Virgin executives were looking for a unique sound and were brave enough to go with it, even though it was as far away from mainstream as you could get. It was branded 'Progressive Rock'.

"Richard didn't pay much attention to me until Tubular Bells was successful," Mike recalls. "But when the album was finished, he pushed it with all his might and considerable personality."

When Tubular Bells soared up the charts, Mike wasn't prepared for the attention the success would bring. "I was going through a lot of problems psychologically and having that focus of attention made it worse. Success for many people is a terrible thing. You lose your privacy and can't trust anybody because you don't believe they like you, although they like to be associated with you. After a few years I realised that many of the people I believed to be friends were actually employees, they worked for me. I was paying people to be my friends."

He'd drink to stave off the panic attacks and at one point was getting through a bottle of brandy a day and a bottle of wine at night, with a bottle of vodka on hand to top himself up.

He ended up with severe stomach problems and realised he physically couldn't carry on. Now he has a bottle of wine with a meal, but doesn't drink before 8pm.

He also found it difficult to settle into relationships with women, he admits, and feels this may be because he was so upset when his parents split up, and again at his mother's death, that he didn't want to go through that sort of pain again.

"It wasn't until I went through normal psychotherapy sessions that I went through the grief that I'd been suppressing over her death. That grief was so deep and so extreme.

"I was also grieving over the loss of my happy family life which I'd had up until the age of six. It made me afraid to lose it again in my later life."

Mike tells me he has eight children, although I can only account for six of them and he won't talk about his private life.

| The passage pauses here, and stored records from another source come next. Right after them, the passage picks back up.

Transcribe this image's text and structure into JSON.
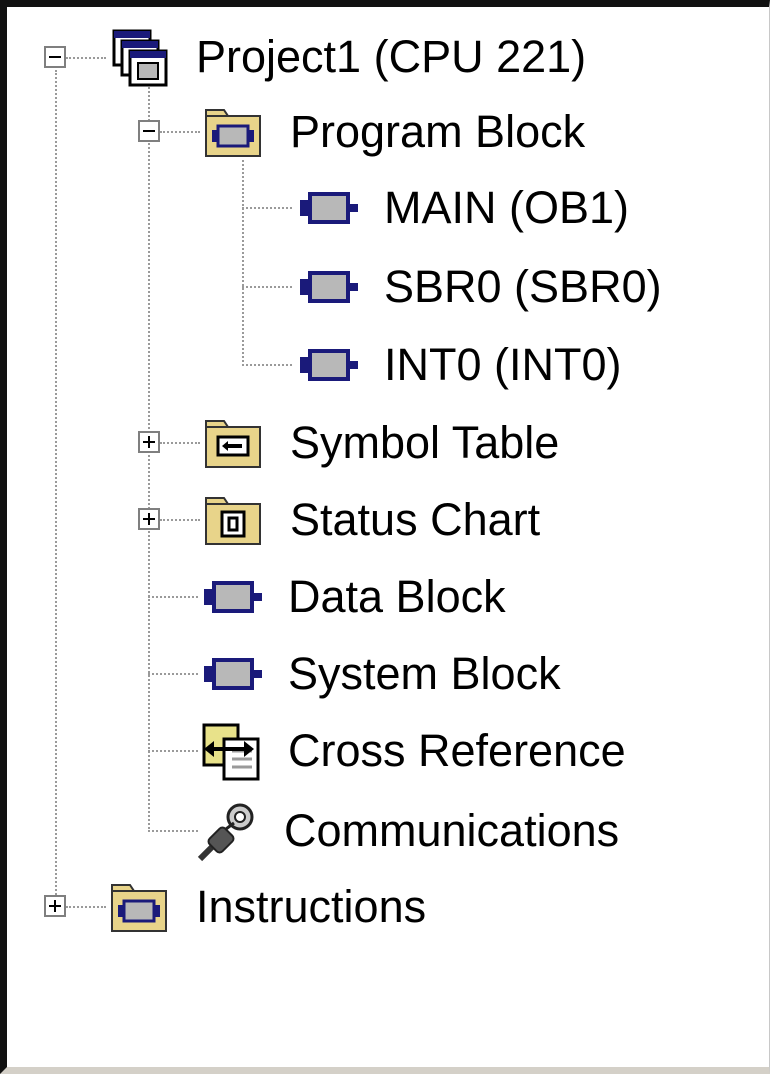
{
  "tree": {
    "root": {
      "label": "Project1 (CPU 221)",
      "icon": "project-icon",
      "expanded": true
    },
    "program_block": {
      "label": "Program Block",
      "icon": "folder-block-icon",
      "expanded": true,
      "children": [
        {
          "label": "MAIN (OB1)",
          "icon": "block-icon"
        },
        {
          "label": "SBR0 (SBR0)",
          "icon": "block-icon"
        },
        {
          "label": "INT0 (INT0)",
          "icon": "block-icon"
        }
      ]
    },
    "symbol_table": {
      "label": "Symbol Table",
      "icon": "folder-symbol-icon",
      "expanded": false
    },
    "status_chart": {
      "label": "Status Chart",
      "icon": "folder-status-icon",
      "expanded": false
    },
    "data_block": {
      "label": "Data Block",
      "icon": "block-icon"
    },
    "system_block": {
      "label": "System Block",
      "icon": "block-icon"
    },
    "cross_reference": {
      "label": "Cross Reference",
      "icon": "cross-reference-icon"
    },
    "communications": {
      "label": "Communications",
      "icon": "communications-icon"
    },
    "instructions": {
      "label": "Instructions",
      "icon": "folder-block-icon",
      "expanded": false
    }
  },
  "colors": {
    "block_fill": "#b8b8b8",
    "block_outline": "#1a1a7a",
    "folder_fill": "#e8d48a",
    "tree_line": "#9a9a9a"
  }
}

He lives with his second wife Fanny, who is 23 years his junior, and their son Jake in a £5m 19th-century estate in Gloucestershire. Family life is great now, he says, but it has been a rocky road to contentment.

In the 70s Mike married his Exegesis course leader, Diane Fuller, but the marriage lasted just three months. Soon after, he began a long relationship with public relations professional Sally Cooper, with whom he had three children. But he finally left her for Norwegian singer Anita Hegerland, with whom he had two children.

At one point he advertised through Lonely Hearts columns in national newspapers in search of romance and had quite a bit of fun, although it wasn't until the mid-1990s - when he designed and built his dream house in Ibiza - that he met Fanny, who worked in a hotel there.

"I have a lovely little family now. Every morning I watch Thomas The Tank Engine with Jake and take a walk in the woods. I'm working on a classical album and getting a lot of recognition. I have definitely mellowed. I've matured like a fine Bordeaux."

He keeps panic attacks at bay using a variety of techniques. "The demons are still there - I just don't let them control me."

Changeling is published by Virgin at £18.99.